Primary voters tend to be much more ideological and extreme than general-election voters, so they aren't representative of larger party dynamics. Economics professor David Brat vanquished Cantor in part by touting a tough line on immigration, but it's not clear that rank-and-file Republicans are anti-immigrant or even care much about the topic. A recent Politico poll, for instance, finds 64 percent of Republican voters in favor of comprehensive immigration reform, and the topic is way down on lists of voter concerns.
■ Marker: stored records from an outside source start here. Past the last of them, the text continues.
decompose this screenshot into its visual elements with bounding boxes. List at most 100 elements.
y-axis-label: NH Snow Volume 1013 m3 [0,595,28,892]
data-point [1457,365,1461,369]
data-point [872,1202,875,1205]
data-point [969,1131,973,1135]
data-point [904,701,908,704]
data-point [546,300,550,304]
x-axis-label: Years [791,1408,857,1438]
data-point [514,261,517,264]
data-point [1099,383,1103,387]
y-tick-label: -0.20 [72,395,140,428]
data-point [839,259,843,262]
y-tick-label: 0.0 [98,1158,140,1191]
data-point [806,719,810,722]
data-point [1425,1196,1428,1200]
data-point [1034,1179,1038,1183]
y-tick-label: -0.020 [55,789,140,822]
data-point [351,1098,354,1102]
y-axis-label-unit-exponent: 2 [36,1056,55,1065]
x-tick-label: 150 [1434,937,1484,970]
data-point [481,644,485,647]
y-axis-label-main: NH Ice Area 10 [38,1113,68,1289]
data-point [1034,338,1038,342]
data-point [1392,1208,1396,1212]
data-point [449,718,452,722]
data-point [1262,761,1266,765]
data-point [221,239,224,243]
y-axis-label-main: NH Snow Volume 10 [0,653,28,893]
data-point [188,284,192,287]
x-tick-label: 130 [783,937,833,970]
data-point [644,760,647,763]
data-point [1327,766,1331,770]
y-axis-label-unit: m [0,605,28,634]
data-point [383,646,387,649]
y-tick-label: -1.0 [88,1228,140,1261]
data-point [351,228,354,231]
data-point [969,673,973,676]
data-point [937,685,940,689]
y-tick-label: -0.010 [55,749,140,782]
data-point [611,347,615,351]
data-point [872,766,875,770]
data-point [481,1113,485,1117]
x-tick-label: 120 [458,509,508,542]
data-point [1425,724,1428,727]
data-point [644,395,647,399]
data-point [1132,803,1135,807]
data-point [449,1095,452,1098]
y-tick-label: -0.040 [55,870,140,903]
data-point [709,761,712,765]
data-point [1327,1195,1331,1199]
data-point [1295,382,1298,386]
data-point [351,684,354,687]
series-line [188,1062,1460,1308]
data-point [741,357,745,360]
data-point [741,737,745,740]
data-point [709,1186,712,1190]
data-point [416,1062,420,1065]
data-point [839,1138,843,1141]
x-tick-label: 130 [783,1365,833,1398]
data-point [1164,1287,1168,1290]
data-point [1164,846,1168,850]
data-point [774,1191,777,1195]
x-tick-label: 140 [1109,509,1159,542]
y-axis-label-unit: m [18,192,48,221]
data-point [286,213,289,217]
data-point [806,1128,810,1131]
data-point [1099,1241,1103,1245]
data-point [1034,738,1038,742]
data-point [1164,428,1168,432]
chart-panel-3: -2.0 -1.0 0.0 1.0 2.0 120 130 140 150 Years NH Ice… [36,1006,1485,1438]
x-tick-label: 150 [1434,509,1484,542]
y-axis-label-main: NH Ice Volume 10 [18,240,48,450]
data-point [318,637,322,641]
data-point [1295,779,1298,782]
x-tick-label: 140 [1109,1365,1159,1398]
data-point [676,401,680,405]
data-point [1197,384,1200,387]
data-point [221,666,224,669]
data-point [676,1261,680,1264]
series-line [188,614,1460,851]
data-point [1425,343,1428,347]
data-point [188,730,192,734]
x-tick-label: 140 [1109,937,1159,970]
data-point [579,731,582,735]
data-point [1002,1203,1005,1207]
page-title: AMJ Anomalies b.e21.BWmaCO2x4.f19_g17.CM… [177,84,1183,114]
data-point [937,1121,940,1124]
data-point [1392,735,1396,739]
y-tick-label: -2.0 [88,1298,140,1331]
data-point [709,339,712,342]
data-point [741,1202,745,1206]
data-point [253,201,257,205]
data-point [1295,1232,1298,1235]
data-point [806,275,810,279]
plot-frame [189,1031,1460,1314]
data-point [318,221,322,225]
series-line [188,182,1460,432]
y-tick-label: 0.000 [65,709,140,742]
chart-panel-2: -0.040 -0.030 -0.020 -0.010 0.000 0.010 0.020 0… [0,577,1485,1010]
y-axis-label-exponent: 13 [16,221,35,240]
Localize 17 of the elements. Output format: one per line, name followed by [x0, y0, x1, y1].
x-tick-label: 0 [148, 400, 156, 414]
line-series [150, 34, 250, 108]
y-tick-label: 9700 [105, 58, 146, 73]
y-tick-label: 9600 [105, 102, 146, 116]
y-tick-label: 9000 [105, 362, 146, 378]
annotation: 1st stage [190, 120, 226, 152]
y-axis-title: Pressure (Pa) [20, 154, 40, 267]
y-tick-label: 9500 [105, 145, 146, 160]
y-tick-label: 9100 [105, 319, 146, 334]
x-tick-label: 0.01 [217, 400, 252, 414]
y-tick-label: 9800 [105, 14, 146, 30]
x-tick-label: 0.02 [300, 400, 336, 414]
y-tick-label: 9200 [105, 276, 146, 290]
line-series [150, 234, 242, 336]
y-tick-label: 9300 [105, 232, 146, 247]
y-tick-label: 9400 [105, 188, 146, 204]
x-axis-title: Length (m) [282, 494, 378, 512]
For all those reasons, I think it's folly to talk about Cantor's loss as meaning more than the obvious: He perfectly represented the modal Republican in that he talked about limiting government while actively growing its reach in virtually every way. That is a supremely unattractive character to be in contemporary American politics, and it helps explain why Gallup finds just 25 percent of Americans identify as Republicans (the news isn't rosy for Democrats, either, according to Gallup: Just 31 percent of Americans identify with that centuries-old brand). Last Saturday, Rand Paul told the Texas Republican Liberty Caucus that people everywhere "say it's time…for this libertarian moment, this liberty moment. It's no longer something that scares people, it's what [makes] people say, we can't run the same-old, same-old, we're not going to win with the same-old, same-old." Eric Cantor was definitely the same-old, same-old. The GOP is choking on guys (yes, guys) just like him who talk about limited government and then legislate in a totally different way.

I hope that Paul is right and folks want to embrace a vision of limited government that extends to social issues and spending issues. I don't think the rejection of Cantor by primary voters tells us much about that. But it does signal that the status quo is up for grabs and that undistinguished pols like Cantor should be shaking in their boots.